ADD REPLY • link 14.0 years ago by DG 7.3k

0

Entering edit mode

Hey, that will be awesome! Please do send it if you are allowed (anaturalist@gmail.com).

Consurf is a handy tool and I have used it but for some reason I don't find it satisfying. Many times I have noticed that even highly conserved regions are depicted as varying. The author says it could be because of the fact that I was working with very few sequences (~15); but the thing is I often work with genes for which very few sequences are available in the public databases. Also, I it strange that it depicts AAs as varying even when all but two sequences are conserved in the MSA.

ADD REPLY • link 14.0 years ago by Kartik Sunagar ▴ 300

0

Entering edit mode

Thank you very much for the reply Michael and Dan.

Cheers, Kartik

ADD REPLY • link 14.0 years ago by Kartik Sunagar ▴ 300

0

Entering edit mode

Hi Michael, I have just found this post and would be very grateful if you could pass on the plugin to me (email d.watterson8@gmail.com) as well. I would also to know is these an easy way to perform the last part (ie residue colouring according to conservation) part of your script as i already have a MSA file from a non NCBI datablase.Many thanks.

ADD REPLY • link 13.2 years ago by dwatterson8 • 0

score 2 · Answer 3 · 2011-08-03

Hello, I use PFAAT for this task and am very pleased with the results. http://pfaat.sourceforge.net/. PFAAT is a multiple sequence alignment (MSA) viewer that is integrated with Jmol to view structures. This gives you the ability to edit the alignment and quickly re-map the conservation scores.

1) Run PFAAT and open up a MSA with File-> Open.

2) Right click the sequence you have a PDB file for and select "Associate PDB Numbering With Structure" Select the chain you are interested in.

3) Calculate the conservation scores with Analysis -> Conservation Scores -> Information Score. There are a couple of options here, Shannon Entropy with the Blossum62 similarity matrix works well.

4) View the mapped scores in jmol with Analysis -> Map conservation scores to structure.

To change from wireframe representation to spacefill enter the following on the Jmol command prompt, select all; wireframe off; spacefill; If the pdb has waters or non-protein atoms obscuring your view, remove them with select hetero; spacefill off; Get rid of an extra chains with select:X; spacefill off; where X is the chain letter to remove. For more information, refer to the Jmol documentation.

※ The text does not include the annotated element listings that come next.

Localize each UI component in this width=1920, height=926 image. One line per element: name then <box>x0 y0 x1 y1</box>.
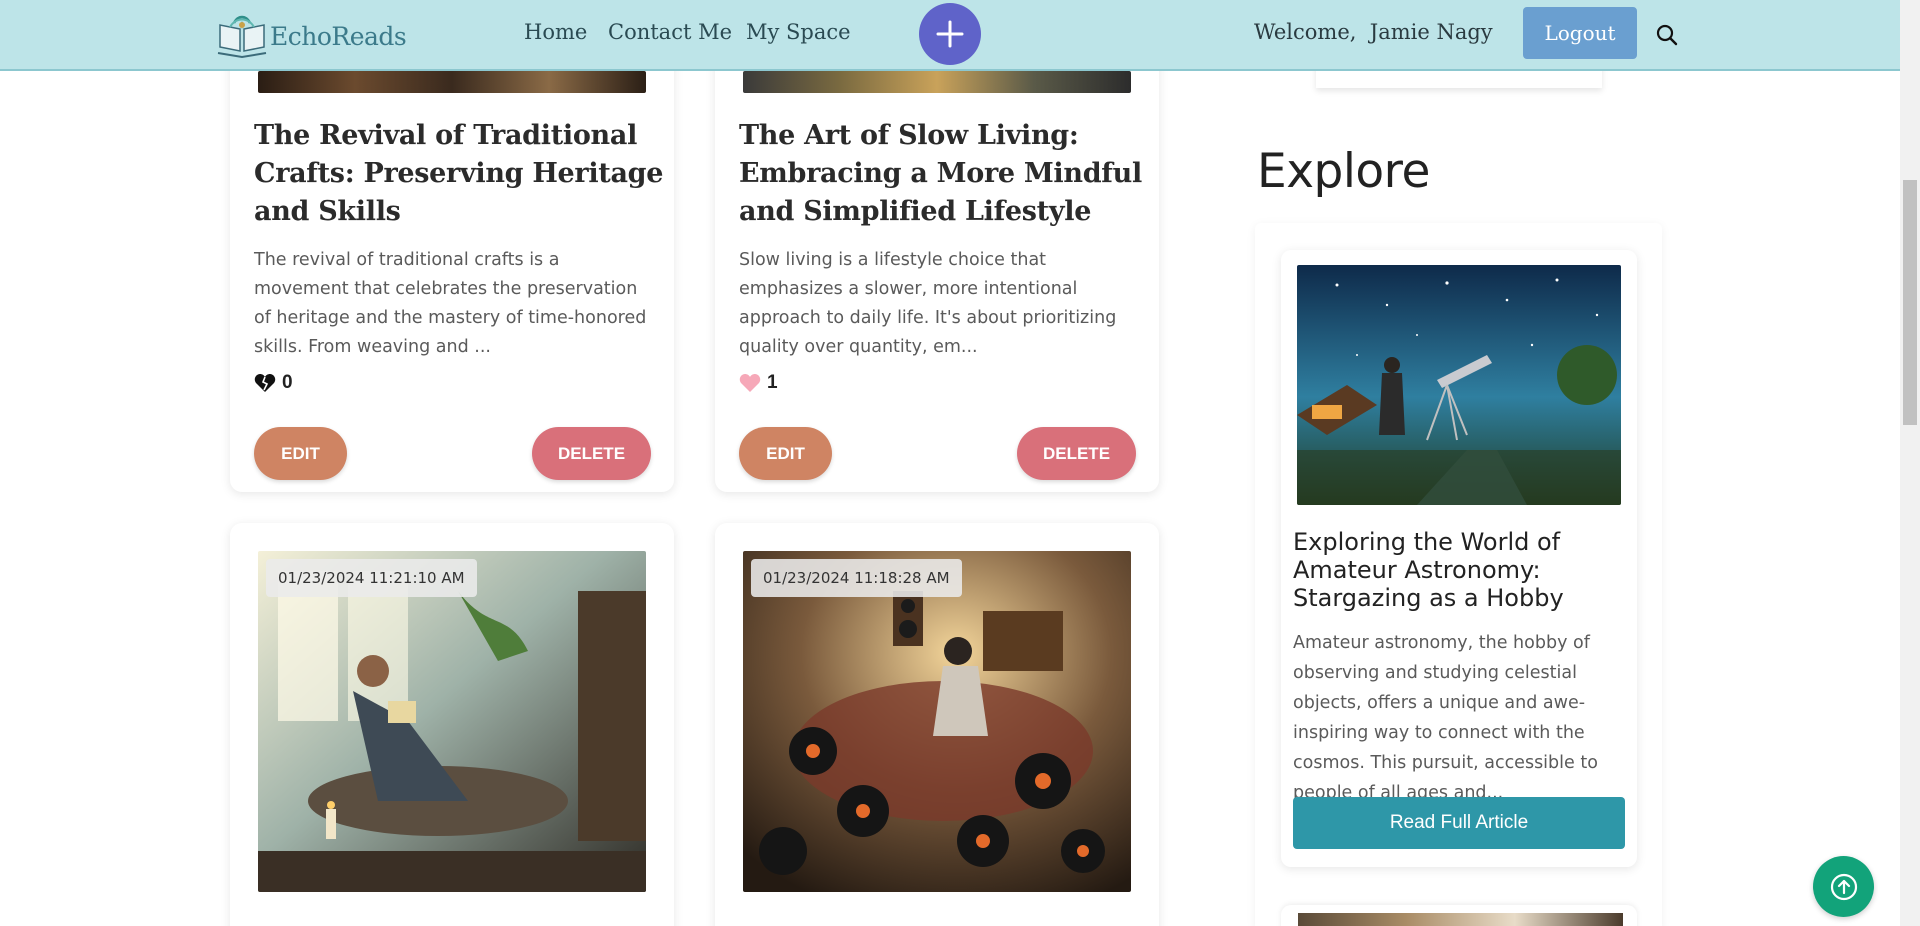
logout-button[interactable]: Logout <box>1523 7 1637 59</box>
article-title[interactable]: The Revival of Traditional Crafts: Prese… <box>254 117 664 231</box>
explore-article-title[interactable]: Exploring the World of Amateur Astronomy… <box>1293 528 1633 612</box>
brand-name: EchoReads <box>270 21 407 51</box>
plus-icon <box>936 20 964 48</box>
welcome-message: Welcome, Jamie Nagy <box>1254 20 1493 44</box>
search-button[interactable] <box>1654 22 1680 48</box>
explore-heading: Explore <box>1257 144 1430 199</box>
edit-button[interactable]: EDIT <box>254 427 347 480</box>
article-date-badge: 01/23/2024 11:21:10 AM <box>266 559 477 597</box>
delete-button[interactable]: DELETE <box>1017 427 1136 480</box>
article-title[interactable]: The Art of Slow Living: Embracing a More… <box>739 117 1149 231</box>
book-logo-icon <box>216 13 268 59</box>
like-count: 1 <box>767 372 778 393</box>
like-counter: 0 <box>254 372 293 394</box>
welcome-label: Welcome, <box>1254 20 1357 44</box>
explore-article-excerpt: Amateur astronomy, the hobby of observin… <box>1293 633 1598 803</box>
broken-heart-icon[interactable] <box>254 373 276 393</box>
reading-scene-image <box>258 551 646 892</box>
explore-article-image[interactable] <box>1297 265 1621 505</box>
scrollbar-thumb[interactable] <box>1903 180 1917 425</box>
top-navbar: EchoReads Home Contact Me My Space Welco… <box>0 0 1900 71</box>
search-icon <box>1656 24 1678 46</box>
explore-article-image[interactable] <box>1298 913 1623 926</box>
like-counter: 1 <box>739 372 778 394</box>
article-date-badge: 01/23/2024 11:18:28 AM <box>751 559 962 597</box>
article-image[interactable] <box>258 71 646 93</box>
page-scrollbar[interactable] <box>1900 0 1920 926</box>
heart-icon[interactable] <box>739 373 761 393</box>
article-excerpt: Slow living is a lifestyle choice that e… <box>739 250 1117 357</box>
nav-my-space-link[interactable]: My Space <box>746 20 851 44</box>
article-image[interactable] <box>743 551 1131 892</box>
add-article-button[interactable] <box>919 3 981 65</box>
arrow-up-circle-icon <box>1830 873 1857 900</box>
nav-contact-link[interactable]: Contact Me <box>608 20 732 44</box>
article-image[interactable] <box>743 71 1131 93</box>
nav-home-link[interactable]: Home <box>524 20 587 44</box>
scroll-to-top-button[interactable] <box>1813 856 1874 917</box>
delete-button[interactable]: DELETE <box>532 427 651 480</box>
like-count: 0 <box>282 372 293 393</box>
article-image[interactable] <box>258 551 646 892</box>
brand-logo[interactable]: EchoReads <box>216 13 407 59</box>
vinyl-scene-image <box>743 551 1131 892</box>
astronomy-scene-image <box>1297 265 1621 505</box>
user-name: Jamie Nagy <box>1369 20 1493 44</box>
article-excerpt: The revival of traditional crafts is a m… <box>254 250 647 357</box>
edit-button[interactable]: EDIT <box>739 427 832 480</box>
read-full-article-button[interactable]: Read Full Article <box>1293 797 1625 849</box>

5) To edit the MSA, right click a sequence name and select "Delete sequence" from the menu then repeat steps 3 & 4.

6)If you would like to increase sequence conservation, View -> Sort Sequence By -> Percent Identity of Sequence. Select the sequence with the associated pdb, then delete sequences from the bottom of the list.

If you have any questions, leave a comment and I'll get back to you tomorrow.

score 0 · Answer 4 · 2014-08-27

I've just come across this post and thought I would give another solution. We provide such an amino-acid conservation coloring in our web server http://www.eppic-web.org. We provide precomputed color-coded PyMOL pse (session files) for the whole of the PDB. The proteins are represented already as surfaces, which we find useful to analyse the patterns of conservation at the surface.

To get them you can use URLs like:

http://www.eppic-web.org/ewui/ewui/fileDownload?type=entropiespse&id=<PDB code>&alignment=<Chain ID>

Or otherwise you can access them by clicking on the provided link in the homologs information panel (see the help page).

The MSA is of closely-related sequence homologs only (within 50% sequence identity to the structure) and the coloring is based on sequence entropy values using 10 classes of aminoacids. The actual values are encoded into the b-factor columns in the PDB files used to generate the PyMOL sessions. Aminoacids colored in red are those that could not be aligned to a reference UniProt sequence (engineered tags and similars). Note that due to the strict identity cutoff that we use, it can happen that the MSA contains very few sequence homologs (fewer than 10 homologs for around 20% of chains in the PDB at the moment), so you should check if there are enough homologs for your particular structure in the corresponding EPPIC results page.